I saw alot of threads about XCode as non-admin but non if it helped...


We have a setup with the programmers are non-admins...

We want to make the programmers choose and select a specific XCode version from the server.

We created a simple shell-Script wich lets the user select all versions on the company server wich we provide and copies it to ~/Applications


This works fine and the users are very happy with that.


Problems:


As soon as he starts the XCode.app he gets asked for Administration Privileges to install "Components"

(what are these anyway? Or cant we provide them somehow?)


If this is done by a Administrator the XCode works fine and there is no issue

BUT: If the programmer wants to install Command Line Tools he will be asked again for Admin-rights.


Not for the Doc Sets (We just placed them in the User Library instead of /Library)


We've tried:


DevToolsSecurity -enable

dscl . append /Groups/_developer GroupMembership


Didnt helped :-(


Are there any other suggestions than edit the /etc/authorization file?

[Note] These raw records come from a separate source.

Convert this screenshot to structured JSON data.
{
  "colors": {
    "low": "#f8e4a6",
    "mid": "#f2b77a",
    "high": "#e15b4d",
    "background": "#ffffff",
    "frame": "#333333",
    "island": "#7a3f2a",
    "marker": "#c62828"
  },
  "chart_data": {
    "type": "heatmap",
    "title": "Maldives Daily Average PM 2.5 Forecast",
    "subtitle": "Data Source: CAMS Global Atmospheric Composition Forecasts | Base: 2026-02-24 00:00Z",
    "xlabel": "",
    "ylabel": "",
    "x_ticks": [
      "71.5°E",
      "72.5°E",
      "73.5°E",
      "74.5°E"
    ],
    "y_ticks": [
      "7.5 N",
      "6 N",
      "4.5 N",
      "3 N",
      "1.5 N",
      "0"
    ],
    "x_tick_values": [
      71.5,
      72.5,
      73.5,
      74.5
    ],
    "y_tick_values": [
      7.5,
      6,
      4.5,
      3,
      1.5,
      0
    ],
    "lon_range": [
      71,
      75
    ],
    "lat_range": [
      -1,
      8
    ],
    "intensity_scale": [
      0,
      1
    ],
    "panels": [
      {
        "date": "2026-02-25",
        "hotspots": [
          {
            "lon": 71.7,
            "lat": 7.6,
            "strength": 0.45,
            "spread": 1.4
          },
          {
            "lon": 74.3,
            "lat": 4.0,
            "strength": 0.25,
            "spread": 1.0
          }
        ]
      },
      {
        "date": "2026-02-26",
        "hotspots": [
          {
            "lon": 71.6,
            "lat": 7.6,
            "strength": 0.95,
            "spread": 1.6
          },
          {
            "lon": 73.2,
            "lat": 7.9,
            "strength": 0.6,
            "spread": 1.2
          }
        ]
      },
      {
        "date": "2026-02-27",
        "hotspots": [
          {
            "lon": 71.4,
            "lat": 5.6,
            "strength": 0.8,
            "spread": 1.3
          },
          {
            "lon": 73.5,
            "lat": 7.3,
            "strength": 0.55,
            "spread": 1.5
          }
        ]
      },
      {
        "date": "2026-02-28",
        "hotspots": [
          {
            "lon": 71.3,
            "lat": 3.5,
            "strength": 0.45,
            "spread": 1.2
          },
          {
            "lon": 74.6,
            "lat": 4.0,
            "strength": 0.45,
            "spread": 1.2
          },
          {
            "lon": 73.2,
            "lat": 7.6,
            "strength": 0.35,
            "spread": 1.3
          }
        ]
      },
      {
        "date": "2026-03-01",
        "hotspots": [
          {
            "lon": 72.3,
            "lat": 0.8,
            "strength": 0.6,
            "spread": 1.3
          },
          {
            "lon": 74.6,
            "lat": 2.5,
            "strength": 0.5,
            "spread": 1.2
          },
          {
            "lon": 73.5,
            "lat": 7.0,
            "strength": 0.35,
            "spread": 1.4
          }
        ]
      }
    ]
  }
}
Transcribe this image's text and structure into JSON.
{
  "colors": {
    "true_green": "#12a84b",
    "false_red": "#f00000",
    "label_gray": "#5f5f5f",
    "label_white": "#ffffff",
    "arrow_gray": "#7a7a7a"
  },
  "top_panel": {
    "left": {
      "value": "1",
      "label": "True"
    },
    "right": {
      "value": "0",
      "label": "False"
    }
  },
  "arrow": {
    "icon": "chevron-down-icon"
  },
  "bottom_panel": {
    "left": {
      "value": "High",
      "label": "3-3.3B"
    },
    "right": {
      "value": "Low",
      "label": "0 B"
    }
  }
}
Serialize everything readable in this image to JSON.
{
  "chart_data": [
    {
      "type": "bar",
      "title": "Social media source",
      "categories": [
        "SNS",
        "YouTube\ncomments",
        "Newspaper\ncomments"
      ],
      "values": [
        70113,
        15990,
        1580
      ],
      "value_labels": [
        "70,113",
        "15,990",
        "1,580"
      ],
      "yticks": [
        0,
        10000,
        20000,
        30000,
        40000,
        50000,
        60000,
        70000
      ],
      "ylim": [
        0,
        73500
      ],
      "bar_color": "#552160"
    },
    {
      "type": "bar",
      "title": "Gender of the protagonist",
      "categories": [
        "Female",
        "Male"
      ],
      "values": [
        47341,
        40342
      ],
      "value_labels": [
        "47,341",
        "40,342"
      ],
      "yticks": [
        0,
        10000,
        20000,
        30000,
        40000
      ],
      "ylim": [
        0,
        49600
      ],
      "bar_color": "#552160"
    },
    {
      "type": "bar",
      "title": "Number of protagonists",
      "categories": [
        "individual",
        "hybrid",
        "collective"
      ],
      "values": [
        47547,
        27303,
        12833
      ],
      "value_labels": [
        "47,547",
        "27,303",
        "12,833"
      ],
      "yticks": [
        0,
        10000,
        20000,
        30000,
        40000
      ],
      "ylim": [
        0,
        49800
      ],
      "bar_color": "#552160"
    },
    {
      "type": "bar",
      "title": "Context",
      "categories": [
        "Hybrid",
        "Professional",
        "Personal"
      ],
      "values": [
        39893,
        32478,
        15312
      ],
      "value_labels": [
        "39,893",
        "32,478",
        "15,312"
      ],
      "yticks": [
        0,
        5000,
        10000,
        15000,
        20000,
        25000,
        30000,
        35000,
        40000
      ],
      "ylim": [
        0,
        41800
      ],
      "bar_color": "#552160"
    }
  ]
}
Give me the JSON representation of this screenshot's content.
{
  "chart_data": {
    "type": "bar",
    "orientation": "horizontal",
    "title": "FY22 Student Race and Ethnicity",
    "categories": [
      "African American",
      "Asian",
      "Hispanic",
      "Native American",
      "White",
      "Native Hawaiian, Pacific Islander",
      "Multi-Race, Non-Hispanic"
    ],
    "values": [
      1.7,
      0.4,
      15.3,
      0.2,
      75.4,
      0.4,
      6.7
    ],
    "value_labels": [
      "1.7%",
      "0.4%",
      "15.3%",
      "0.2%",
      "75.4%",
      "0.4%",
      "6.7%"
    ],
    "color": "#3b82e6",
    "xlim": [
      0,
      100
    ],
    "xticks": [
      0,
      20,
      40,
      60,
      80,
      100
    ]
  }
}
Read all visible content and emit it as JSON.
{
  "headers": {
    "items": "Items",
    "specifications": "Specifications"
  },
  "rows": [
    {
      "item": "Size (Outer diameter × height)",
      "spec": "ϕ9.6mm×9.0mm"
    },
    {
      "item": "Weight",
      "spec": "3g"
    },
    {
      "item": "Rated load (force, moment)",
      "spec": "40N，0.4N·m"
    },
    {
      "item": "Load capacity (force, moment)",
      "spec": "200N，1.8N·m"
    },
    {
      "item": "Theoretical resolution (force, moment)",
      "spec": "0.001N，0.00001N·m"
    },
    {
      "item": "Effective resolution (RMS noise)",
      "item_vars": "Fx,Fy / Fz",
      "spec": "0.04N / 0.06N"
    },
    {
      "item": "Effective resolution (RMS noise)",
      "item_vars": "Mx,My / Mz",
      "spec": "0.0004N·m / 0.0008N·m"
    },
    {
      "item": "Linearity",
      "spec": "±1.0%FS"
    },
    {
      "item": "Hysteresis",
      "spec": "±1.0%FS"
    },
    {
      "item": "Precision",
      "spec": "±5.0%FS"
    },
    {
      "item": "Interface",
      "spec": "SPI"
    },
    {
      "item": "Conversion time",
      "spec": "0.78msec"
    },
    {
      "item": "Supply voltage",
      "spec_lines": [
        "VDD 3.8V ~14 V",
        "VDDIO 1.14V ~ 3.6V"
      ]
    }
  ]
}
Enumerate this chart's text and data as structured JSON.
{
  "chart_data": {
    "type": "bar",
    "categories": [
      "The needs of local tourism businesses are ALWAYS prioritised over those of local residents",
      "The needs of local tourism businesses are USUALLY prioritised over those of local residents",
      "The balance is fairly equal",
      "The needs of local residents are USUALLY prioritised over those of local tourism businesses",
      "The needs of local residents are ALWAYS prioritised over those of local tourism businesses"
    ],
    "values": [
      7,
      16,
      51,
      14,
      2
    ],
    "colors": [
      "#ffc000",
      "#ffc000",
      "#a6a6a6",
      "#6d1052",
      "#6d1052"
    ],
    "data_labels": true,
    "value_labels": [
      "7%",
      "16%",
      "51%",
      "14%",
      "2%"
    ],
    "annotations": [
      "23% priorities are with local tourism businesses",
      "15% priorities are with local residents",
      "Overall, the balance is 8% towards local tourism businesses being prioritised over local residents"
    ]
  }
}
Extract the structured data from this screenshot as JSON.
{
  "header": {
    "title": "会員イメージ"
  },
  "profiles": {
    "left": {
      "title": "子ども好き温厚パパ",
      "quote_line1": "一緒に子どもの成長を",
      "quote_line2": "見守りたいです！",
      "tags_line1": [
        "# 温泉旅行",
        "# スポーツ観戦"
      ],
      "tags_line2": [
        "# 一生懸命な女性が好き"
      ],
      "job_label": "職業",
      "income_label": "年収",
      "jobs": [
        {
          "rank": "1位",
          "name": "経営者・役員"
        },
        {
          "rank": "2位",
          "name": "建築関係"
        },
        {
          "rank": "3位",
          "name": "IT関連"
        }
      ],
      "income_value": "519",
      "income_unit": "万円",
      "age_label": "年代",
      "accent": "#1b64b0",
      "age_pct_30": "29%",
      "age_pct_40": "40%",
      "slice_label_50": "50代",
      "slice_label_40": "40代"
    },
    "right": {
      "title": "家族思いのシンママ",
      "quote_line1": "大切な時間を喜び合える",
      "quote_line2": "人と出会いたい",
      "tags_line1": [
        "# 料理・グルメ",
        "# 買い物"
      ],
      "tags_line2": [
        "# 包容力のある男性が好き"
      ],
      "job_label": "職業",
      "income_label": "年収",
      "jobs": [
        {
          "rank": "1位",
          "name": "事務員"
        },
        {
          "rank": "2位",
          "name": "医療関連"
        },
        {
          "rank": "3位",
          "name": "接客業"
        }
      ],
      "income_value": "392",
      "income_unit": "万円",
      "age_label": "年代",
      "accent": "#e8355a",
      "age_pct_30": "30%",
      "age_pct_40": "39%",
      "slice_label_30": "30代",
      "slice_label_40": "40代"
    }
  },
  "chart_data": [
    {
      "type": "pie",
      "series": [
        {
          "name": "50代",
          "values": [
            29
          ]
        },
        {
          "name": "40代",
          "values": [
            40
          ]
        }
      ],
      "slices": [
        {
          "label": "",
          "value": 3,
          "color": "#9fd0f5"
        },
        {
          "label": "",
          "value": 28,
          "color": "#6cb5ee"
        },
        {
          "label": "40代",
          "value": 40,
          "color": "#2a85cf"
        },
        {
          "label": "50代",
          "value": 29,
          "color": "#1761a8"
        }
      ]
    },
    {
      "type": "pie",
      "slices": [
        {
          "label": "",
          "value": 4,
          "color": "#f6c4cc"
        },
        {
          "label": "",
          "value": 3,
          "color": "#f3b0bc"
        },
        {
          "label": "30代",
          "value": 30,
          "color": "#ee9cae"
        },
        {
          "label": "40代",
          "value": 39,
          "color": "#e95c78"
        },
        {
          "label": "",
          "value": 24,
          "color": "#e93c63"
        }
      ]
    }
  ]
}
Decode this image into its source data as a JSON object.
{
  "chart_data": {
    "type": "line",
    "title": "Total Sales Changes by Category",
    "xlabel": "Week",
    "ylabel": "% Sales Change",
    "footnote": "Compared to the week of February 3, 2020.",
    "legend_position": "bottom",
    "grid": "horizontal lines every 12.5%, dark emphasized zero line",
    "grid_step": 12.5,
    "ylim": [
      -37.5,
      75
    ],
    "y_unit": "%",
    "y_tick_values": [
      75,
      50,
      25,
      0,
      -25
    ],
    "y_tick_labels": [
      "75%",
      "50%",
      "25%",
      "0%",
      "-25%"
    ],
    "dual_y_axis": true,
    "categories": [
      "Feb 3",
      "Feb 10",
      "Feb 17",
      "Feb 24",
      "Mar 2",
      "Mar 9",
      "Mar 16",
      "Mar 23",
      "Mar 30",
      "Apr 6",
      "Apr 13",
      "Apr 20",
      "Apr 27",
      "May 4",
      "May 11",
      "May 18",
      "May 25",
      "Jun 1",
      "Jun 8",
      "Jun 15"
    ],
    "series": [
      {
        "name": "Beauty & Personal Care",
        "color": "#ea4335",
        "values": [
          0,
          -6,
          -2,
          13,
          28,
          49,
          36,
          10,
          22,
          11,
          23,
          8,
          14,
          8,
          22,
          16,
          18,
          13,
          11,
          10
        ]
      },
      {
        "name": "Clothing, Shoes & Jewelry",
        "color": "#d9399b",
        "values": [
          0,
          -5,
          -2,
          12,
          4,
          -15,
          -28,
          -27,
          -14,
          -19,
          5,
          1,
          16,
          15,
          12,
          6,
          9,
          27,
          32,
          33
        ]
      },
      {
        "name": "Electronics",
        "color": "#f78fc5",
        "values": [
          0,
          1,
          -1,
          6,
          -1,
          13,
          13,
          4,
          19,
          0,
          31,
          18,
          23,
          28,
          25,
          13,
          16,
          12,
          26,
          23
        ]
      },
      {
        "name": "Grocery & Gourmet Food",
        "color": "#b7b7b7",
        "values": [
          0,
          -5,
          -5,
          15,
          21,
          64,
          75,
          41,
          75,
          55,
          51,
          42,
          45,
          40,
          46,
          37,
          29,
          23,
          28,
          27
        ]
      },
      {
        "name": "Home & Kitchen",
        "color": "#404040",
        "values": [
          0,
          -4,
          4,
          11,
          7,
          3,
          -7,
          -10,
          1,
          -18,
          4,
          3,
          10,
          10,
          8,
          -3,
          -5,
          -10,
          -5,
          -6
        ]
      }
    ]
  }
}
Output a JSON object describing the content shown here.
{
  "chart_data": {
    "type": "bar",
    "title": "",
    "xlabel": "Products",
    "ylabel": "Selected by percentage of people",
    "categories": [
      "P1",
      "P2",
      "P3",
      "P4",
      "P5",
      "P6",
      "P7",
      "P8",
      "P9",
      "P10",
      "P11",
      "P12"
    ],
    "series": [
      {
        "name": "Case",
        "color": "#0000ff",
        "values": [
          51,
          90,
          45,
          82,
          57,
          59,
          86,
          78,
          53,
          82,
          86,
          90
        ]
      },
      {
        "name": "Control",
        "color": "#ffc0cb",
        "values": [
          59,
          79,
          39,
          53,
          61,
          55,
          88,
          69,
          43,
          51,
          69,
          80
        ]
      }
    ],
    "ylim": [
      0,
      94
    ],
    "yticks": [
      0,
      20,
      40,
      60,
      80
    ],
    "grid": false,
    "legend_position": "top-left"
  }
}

thanks in advance for any suggestions.....


Michael

XCode-OTHER, OS X Mountain Lion (10.8.5)

Posted on Dec 18, 2013 5:05 AM

Reply
10 replies

Dec 18, 2013 5:08 PM in response to tmaeda

Plan for it. If Xcode isn't relaesed until after the year starts, stay on the old version. It's not like the instructors are suddenly going to rewrite their courses to use the newest bleeding edge features.


Heck, for most programming tasks studnets are going to be doing, you could probably still be using Xcode 4.


I have taught programming at the university level; if I ever asked the tech staff to do what you want, they'd have lynched me. Machine images were frozen in August and did not change but for an act of God.

Dec 18, 2013 5:15 PM in response to tmaeda

tmaeda wrote:


True, but they do need many of the same tools that programmers will need.

That is an entirely different topic than what the original poster is talking about. I suggest you start your own thread and describe your problem and how you would like things to work in an ideal world.


Students should not have admin rights on machines. There are proper ways to get Xcode to work nicely in an education environment. Unfortunately, that often requires a competent IT staff willing and able to support Macs. I am thinking that your situation is pretty typical and you don't have that. Otherwise, it would already be done and you wouldn't be asking here 🙂.


Ideally, have IT handle it. If they can't handle it, as they probably can't, start a new question here in the developer forum and people will help you cobble together some scripts to make it work.